While some researchers say there is a direct connection between intelligence and crime, others suggest that only an indirect correlation exists. Some claim, for instance, that low intelligence results in poor performance at school. In turn, low school performance leads directly to criminal activity. The controversy surrounding the presence of the intelligence relationship is unresolvable.


Several researches and theories have established that certain individuals are more prone to commit crimes and delinquency than the others. Some psychologists believe that such criminal attributes and traits are inherited while some are of the opinion that individuals develop these traits due to interaction with certain environmental or social factors. In a study conducted by Bhojak in India, it was established that inmates who had committed crimes like murder scored quite higher on hectic and stressful life, obsessive and fanatical behaviour leading to psychopathic traits. [11]. The theories of psychopathy highlight the roles of mental illness and psychopathic personalities in development of criminal attributes. The role of intelligence, imitation and development of personality trait in childhood are some of the other rationales that is the thread that connects criminology with psychology. Therefore, it can be established that certain individuals are more prone to commit crime and there are various psychological factors that lead to development of these criminal attributes and traits amongst these individuals.


[1]Melitta Schmideberg, Psychological Factors Underlying Criminal Behavior, 37 J. Crim. L. & Criminology 458 (1946-1947)

[2]Bandura, A. (1978). Social learning theory of aggression. Journal of Communication, 28, 12–29

[3]Shelden, R. (2006). Delinquency and juvenile justice in American society. Long Grove, IL: Waveland Press.

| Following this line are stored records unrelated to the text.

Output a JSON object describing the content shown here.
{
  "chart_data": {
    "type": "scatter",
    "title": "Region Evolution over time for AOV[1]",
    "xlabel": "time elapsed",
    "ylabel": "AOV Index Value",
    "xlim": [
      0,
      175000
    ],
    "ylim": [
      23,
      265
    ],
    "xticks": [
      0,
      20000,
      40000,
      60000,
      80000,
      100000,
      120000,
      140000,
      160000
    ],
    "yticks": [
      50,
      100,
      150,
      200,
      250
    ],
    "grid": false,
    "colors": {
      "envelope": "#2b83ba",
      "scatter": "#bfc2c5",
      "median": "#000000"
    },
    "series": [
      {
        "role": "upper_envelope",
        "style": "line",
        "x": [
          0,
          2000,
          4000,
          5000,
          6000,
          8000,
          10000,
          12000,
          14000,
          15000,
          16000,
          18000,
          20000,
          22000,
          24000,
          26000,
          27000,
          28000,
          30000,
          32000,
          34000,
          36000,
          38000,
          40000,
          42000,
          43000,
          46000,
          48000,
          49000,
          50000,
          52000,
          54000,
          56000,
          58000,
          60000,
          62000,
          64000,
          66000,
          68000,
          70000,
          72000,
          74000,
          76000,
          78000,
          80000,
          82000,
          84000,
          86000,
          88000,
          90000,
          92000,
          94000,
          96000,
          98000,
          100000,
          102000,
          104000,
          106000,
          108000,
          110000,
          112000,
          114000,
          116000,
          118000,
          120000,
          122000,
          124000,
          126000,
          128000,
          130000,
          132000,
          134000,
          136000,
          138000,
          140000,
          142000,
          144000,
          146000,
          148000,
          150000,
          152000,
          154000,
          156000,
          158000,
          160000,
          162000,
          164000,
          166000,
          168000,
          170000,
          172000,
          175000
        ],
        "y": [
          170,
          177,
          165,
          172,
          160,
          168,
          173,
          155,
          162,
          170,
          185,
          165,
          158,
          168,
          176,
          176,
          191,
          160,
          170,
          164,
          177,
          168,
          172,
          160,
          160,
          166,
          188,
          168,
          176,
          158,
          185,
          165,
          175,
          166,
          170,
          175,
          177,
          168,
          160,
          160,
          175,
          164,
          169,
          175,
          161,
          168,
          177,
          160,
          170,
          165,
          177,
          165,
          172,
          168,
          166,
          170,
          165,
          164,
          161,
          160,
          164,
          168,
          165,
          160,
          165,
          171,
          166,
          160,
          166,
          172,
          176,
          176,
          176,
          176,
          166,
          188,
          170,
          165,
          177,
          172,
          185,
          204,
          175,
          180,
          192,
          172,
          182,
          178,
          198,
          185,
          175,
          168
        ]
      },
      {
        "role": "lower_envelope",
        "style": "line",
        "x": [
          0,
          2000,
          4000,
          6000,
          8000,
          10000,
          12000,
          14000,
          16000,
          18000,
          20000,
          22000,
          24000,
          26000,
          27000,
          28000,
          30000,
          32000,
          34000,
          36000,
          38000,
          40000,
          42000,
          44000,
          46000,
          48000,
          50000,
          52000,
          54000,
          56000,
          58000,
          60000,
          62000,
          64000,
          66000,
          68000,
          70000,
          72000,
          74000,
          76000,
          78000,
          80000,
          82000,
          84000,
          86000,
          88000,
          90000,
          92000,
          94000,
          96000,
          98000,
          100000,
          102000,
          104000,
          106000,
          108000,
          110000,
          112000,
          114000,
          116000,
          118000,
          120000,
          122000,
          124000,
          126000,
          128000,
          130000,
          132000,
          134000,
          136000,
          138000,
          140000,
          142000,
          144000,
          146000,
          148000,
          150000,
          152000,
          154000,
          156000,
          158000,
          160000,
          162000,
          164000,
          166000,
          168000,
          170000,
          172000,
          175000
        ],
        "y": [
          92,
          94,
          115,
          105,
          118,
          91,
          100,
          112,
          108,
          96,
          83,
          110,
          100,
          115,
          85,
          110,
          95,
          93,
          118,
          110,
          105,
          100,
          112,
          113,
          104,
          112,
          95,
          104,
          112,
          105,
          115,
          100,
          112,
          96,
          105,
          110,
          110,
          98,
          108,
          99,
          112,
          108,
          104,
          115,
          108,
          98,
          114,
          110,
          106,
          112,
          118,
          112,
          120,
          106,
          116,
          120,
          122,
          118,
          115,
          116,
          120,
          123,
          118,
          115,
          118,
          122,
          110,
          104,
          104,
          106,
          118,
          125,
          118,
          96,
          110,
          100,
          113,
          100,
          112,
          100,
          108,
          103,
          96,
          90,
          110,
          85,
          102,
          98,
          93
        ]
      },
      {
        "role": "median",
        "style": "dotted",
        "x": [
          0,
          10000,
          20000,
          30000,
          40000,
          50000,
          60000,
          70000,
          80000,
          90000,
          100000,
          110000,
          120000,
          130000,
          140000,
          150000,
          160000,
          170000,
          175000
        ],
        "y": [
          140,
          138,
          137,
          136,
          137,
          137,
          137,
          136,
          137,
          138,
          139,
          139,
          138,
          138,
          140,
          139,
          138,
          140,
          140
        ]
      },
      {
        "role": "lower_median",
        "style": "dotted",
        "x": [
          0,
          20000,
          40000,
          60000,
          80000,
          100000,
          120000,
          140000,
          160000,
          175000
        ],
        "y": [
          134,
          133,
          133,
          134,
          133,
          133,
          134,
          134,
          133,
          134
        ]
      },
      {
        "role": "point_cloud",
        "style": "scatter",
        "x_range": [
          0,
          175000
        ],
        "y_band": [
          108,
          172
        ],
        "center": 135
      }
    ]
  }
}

[4]Kraska, P. (2004). Theorizing criminal justice. Long Grove, IL: Waveland Press.

[5]Hare, R.D. (1993), Without conscience: The disturbing world of the psychopaths among us. New York, NY: The Guilford press

[6]Boccaccini, M., Murrie, D., Clark, J., & Comell, D. (2008). Describing, diagnosing, and naming psychopathy: How do youth psychopathy labels influence jurors? Behavioral Sciences & the Law, 26, 487–510.

[7]Siegal, L. (2008). Criminology: The core (3rd ed.). Belmont, CA: Cengage Learning.

[8]Freud, S. (1933). New introductory lectures on psycho-analysis. New York: Norton.

[9] Goddard, H.H. (1914). Feeble-mindedness. In D. J. Shoemaker (Ed.), Theories of delinquency: An examination of explanations of delinquent behavior. New York, NY: Oxford University Press.

[10] Hirschi, T., & Hindelang, M. J. (1977). Intelligence and delinquency: A revisionist review. American Sociological Review, 42(4), 571–587 

[11] Jerath JM, Sibia A. In: Trends in personality research: An overview. Psychology in India: Basic Psychological Process and Human Development (ICSSR Survey of Advance Research) First Edition. Mishra G, editor. Vol. 1. New Delhi: Dorling Kindersley (India) Pvt. Ltd; pp. 285–7.